I can remember three years ago about this time: I was walking around campus at the University, trying to understand what was happening to me and who I was. I was taking some drugs called Hydroxycut at the time and exercising excessively. I was alienating myself from my friends and family and spending most of my time on the computer or working out.I don’t know why I did the things I did, nor do I know why I chose to act out angrily toward others that were helping me. But I have learned from this experience that it’s best not to dwell on the past and blame yourself for the mistakes you have done.
But to continue with my story, my mother was concerned I was depressed. She and my father intervened and took me to visit a family friend who was a psychiatrist. At that time I was hearing voices and had delusions in my mind that told me my father was bisexual and I accused him of having an affair with the psychiatrist. I remember my mother crying and telling me “are you confused baby? Are you confusing your father with David?” (David was my mother’s husband before she married my father. He was the one who is gay). These events took place in March of 2002. Within a few weeks, my parents admitted me to the hospital where the Prevention and Early Intervention for Program for Psychoses (PEPP) began assisting me towards the road to recovery.
After being admitted into the hospital and beginning treatment with PEPP as well as beginning treatment on Respiradal, I began to piece the pieces of the puzzle together. I met several interesting people in the hospital including my roommate whom I remain friends with. I began RAP (a program at PEPP) and by the end of June, I had moved into my own place just beside the hospital in the Nurse’s residence for nursing students.
But by August I was homesick and money was slowly running out. I was on Ontario Works so I decided to move back in with my family and stop the payments. But living at home was difficult. The time I spent on my own had been liberating and to come under the roof of my parents again was not easy.
But something else had happened when out on my own. I had developed the idea that “you’re my friend” was a thought that repeated in their heads to stay grounded. I had repeated this thought so often that it stuck there. I began thinking that my parents were lost and everyone I worked with too.
Working began September 2002. I lifeguarded at the community centre where I was employed in high school. My boss asked me at the time of my interview would psychosis ever be a future problem and I assured her it would not. Nevertheless, I was wrong.
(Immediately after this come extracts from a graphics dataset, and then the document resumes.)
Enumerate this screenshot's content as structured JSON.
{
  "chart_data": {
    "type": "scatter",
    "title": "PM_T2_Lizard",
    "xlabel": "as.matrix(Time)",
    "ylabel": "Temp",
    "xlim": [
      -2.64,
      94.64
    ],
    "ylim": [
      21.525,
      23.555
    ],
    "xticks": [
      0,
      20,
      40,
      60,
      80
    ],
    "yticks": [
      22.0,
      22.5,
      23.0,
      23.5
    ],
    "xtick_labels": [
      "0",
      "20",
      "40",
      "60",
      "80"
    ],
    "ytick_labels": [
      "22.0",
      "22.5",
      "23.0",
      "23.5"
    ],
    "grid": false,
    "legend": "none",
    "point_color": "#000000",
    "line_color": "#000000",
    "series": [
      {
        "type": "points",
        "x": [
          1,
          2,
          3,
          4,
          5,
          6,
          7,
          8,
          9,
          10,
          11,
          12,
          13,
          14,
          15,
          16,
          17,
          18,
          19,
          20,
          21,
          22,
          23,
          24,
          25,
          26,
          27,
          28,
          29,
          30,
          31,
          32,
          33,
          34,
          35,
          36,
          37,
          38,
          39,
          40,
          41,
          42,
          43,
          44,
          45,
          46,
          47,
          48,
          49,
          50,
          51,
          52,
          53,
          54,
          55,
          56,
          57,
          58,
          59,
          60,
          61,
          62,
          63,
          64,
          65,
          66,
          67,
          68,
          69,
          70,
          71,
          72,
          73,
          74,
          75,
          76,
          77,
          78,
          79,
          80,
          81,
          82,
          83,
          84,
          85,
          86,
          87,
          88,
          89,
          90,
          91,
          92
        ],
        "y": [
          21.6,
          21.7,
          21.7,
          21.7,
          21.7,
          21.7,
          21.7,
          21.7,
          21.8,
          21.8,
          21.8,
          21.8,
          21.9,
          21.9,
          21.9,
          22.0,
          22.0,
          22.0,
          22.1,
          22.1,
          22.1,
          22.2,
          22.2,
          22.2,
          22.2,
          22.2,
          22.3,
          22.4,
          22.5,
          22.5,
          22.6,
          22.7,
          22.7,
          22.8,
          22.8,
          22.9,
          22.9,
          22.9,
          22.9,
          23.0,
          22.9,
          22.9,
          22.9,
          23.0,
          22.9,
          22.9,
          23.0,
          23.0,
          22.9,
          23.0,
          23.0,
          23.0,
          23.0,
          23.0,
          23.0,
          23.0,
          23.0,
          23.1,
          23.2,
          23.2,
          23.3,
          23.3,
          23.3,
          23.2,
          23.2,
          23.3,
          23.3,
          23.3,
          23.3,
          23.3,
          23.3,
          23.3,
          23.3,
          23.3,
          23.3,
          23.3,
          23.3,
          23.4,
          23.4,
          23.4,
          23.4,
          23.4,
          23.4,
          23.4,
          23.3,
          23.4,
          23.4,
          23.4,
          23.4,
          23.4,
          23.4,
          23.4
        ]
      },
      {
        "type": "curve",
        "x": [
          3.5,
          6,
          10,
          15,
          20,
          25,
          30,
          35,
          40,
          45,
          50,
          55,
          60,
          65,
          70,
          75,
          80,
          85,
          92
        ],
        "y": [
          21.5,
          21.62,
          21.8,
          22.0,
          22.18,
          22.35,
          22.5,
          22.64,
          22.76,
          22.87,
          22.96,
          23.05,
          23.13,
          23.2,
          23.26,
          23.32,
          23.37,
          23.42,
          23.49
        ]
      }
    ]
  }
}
In January of 2003 I suffered a second psychotic episode after smoking a marijuana joint at a dance. I was dating an older man who smoked and assured me it was not something to fear. Now, I no longer date him and instead have a wonderful boyfriend who realizes that marijuana is not a choice I can take. I am happy.
My choice to smoke marijuana was not a wise one but it was a choice that opened my mind and I realized that “you’re my friend” was not the thought everyone grounded in reality believed. My road to recovery started once more. I was struggling with school but with the help of academic and disability counseling, I earned a 60% in my class. As the months passed, I began counseling with Dr. Carr as well my case manager Jill who had been helping me from the beginning. It was a hard winter, spring, summer but by winter of 2005 I started being happy with myself once more. With much help from the PEPP program as well my family, my boyfriend Paul, and my friends, I am starting to stand tall on two feet. I have more confidence and self-esteen than before and look forward to college or university come September to be a journalist. I know I am still becoming more comfortable in my skin but I will soon be the woman I wanted to know. This time I am grounded.